Information about the receptor would be useful, but is not essential. Is the crystal structure of the ligand known? otherwise pan a peptide library with a monoclonal antibody to the ligand.
This is what I understand from your question (kindly correct me if I misunderstood): You have knowledge about a ligand, which is secreted by the body and is active (agonist or antagonist) on a receptor, but the structure of the receptor is unknown, and you wish to design a mimicking peptide that would act on the receptor (either agonist or antagonist).
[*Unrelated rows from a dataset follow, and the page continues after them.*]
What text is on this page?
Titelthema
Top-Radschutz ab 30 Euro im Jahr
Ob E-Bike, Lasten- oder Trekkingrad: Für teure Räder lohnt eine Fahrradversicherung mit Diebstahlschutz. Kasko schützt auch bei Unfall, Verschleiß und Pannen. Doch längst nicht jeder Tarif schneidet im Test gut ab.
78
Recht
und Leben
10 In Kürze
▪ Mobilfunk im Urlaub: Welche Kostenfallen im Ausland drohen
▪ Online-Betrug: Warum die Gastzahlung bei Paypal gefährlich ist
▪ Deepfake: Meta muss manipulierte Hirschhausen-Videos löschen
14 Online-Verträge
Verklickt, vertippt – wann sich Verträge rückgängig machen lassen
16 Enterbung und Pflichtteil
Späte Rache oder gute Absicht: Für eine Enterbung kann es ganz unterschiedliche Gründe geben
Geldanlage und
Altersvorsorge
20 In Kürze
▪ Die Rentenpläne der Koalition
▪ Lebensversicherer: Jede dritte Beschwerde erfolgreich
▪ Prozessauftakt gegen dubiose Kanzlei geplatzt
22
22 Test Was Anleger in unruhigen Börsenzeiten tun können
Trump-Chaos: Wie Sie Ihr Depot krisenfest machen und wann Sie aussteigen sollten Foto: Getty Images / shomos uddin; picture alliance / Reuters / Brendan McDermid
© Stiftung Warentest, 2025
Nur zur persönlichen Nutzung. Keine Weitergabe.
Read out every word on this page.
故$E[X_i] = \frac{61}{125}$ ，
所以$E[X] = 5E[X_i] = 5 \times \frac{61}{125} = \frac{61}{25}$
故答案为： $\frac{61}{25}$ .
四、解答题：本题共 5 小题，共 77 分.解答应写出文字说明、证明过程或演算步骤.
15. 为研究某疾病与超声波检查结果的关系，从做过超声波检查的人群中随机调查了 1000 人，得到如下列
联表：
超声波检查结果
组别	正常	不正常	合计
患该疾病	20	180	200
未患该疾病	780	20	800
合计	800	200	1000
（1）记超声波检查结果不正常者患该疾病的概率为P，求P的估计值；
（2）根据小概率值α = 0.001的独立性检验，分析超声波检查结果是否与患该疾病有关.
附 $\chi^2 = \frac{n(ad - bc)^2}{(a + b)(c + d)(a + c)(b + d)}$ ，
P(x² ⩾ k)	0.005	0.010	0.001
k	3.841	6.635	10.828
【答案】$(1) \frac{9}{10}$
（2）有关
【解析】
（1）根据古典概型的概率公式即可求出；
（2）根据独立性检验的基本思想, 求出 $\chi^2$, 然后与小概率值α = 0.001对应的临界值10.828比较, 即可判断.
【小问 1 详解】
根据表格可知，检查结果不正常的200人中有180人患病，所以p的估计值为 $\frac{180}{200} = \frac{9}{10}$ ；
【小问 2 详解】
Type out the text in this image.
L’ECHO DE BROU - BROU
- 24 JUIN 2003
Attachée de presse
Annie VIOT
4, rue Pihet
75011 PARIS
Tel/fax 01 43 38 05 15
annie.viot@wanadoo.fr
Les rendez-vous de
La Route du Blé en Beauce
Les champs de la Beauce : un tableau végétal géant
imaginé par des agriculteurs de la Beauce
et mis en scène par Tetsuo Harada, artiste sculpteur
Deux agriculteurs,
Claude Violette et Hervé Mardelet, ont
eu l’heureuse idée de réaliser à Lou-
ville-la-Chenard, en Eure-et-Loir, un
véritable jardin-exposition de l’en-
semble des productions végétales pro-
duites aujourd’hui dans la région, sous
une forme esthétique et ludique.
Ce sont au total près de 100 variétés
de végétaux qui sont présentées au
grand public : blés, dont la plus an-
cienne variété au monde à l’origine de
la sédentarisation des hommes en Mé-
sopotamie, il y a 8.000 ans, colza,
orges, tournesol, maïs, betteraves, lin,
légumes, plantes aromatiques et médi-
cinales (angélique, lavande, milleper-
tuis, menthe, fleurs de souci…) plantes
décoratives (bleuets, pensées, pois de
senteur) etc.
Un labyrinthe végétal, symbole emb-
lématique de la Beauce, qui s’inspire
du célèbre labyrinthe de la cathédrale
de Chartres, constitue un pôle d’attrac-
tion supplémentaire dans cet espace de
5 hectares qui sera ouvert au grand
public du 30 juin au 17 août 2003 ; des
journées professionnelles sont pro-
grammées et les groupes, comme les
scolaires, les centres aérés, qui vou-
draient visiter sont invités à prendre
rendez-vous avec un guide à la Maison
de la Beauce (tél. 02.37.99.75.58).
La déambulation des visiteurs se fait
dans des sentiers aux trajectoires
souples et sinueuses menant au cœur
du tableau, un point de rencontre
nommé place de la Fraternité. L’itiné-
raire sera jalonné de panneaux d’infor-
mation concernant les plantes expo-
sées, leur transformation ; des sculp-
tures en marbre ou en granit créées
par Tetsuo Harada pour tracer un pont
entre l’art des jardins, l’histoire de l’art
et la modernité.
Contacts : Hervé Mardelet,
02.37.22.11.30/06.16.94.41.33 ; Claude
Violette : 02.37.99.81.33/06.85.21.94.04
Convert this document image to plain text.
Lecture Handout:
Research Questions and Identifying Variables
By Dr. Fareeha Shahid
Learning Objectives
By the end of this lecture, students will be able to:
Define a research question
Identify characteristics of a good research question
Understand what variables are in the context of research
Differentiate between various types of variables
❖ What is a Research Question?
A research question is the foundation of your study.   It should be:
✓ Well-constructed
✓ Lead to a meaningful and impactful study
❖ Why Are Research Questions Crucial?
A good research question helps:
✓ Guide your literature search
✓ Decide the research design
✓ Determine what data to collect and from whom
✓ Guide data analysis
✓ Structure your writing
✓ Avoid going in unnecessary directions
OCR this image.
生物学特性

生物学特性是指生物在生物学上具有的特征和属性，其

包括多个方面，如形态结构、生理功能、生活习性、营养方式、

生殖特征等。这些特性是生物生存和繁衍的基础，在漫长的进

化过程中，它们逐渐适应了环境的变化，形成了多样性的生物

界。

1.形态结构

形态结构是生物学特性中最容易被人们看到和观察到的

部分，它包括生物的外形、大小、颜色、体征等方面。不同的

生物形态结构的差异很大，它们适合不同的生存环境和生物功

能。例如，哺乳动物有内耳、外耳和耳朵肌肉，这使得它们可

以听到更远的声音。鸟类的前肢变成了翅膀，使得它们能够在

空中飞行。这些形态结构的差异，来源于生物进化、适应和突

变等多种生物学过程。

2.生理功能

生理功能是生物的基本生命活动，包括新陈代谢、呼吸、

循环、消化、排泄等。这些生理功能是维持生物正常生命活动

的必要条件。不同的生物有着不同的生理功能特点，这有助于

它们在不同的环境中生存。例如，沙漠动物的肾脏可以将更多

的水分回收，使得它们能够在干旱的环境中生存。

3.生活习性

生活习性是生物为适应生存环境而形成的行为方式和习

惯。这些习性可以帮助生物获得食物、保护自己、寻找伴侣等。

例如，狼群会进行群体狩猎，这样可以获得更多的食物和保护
If what I understood is correct, here is what is needed:
I would like to know whether it is a peptide-type ligand or non-peptide-type ligand, and whether your focus is limited to only peptides or any other classes of ligand; It should be easy to develop mimicking peptides if the known ligand is also peptide-type, and it should also be easy to develop mimicking non-peptide ligands if the known ligand is a non-peptide type. Development of mimicking non-peptide ligands for a known peptide ligand is also easy, while developing peptide ligands to mimic a known non-peptide ligand can become a bit difficult task.
You need to follow a scaffold based (also known as "ligand based") approach. You can either simply try derivatives of the known ligand or try its bioisosters or use a similar scaffold and tweak its pharmacophoric features to probe what kind of structural changes are favourable. A small library of 20-40 related compounds with sufficient diversity in pharmacophoric features should be sufficient to provide such information. From the data of bioactivity studies on this synthesized library, you would also be able to create QSAR and shape-based 3D pharmacophore model that should make the further development much easier.
Hope this helps, the attached link of a chapter on scaffold based drug discovery might be useful.